Chapter 8, Handling Exploits and Shellcode, looks at the common types of vulnerabilities, the functions of shellcode and the various ways it can be implemented, exploit mitigation techniques and how attackers try to bypass them, and how to analyze MS Office and PDF malware.
Chapter 9, Reversing Bytecode Languages – .NET, Java, and More, looks at how the beauty of cross-platform compiled programs is in their flexibility, as you don’t need to port each program to different systems. In this chapter, we will take a look at how malware authors leverage these advantages for evil purposes and learn how to perform quick and efficient analyses of such samples.

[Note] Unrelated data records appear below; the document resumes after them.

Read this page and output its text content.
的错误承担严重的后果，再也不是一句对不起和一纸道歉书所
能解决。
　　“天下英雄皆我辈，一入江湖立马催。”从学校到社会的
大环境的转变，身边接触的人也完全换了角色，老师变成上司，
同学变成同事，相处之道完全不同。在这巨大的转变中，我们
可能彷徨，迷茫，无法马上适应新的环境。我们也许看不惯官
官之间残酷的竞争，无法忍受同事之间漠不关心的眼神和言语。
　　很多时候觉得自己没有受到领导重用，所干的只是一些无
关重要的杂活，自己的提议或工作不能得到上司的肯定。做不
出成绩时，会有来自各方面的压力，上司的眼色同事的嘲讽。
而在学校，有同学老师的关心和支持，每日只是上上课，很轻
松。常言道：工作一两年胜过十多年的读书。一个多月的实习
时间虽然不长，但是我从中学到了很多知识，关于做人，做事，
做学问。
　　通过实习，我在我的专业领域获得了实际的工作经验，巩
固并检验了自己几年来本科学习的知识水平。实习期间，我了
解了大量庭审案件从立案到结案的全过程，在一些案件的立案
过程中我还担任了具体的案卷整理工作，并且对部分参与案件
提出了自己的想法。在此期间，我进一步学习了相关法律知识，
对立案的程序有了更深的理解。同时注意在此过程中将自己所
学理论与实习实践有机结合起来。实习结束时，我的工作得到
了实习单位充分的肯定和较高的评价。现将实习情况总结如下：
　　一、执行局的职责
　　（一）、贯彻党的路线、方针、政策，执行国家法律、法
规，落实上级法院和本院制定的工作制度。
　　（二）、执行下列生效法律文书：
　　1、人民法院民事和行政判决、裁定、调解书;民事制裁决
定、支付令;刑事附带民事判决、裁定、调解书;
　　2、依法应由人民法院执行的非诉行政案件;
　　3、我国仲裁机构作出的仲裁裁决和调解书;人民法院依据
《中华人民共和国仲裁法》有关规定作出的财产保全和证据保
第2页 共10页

Chapter 10, Scripts and Macros – Reversing, Deobfuscation, and Debugging, focuses on analyzing all types of malicious scripts, including but not limited to Batch and Bash, PowerShell, VBS, JavaScript, and different types of MS Office macros.
Chapter 11, Dissecting Linux and IoT Malware, focuses on malware for Linux and Unix-like systems. We will cover file formats that are used on these systems, go through various static and dynamic analysis techniques, and explain malware’s behavior using real-world examples.
Chapter 12, Introduction to macOS and iOS Threats, looks at various threats that target the users of macOS and iOS and explores how to analyze them.
Chapter 13, Analyzing Android Malware Samples, dives into the internals of the most popular mobile operating system in the world, explores existing and potential attack vectors, and provides detailed guidelines on how to analyze malware targeting Android users.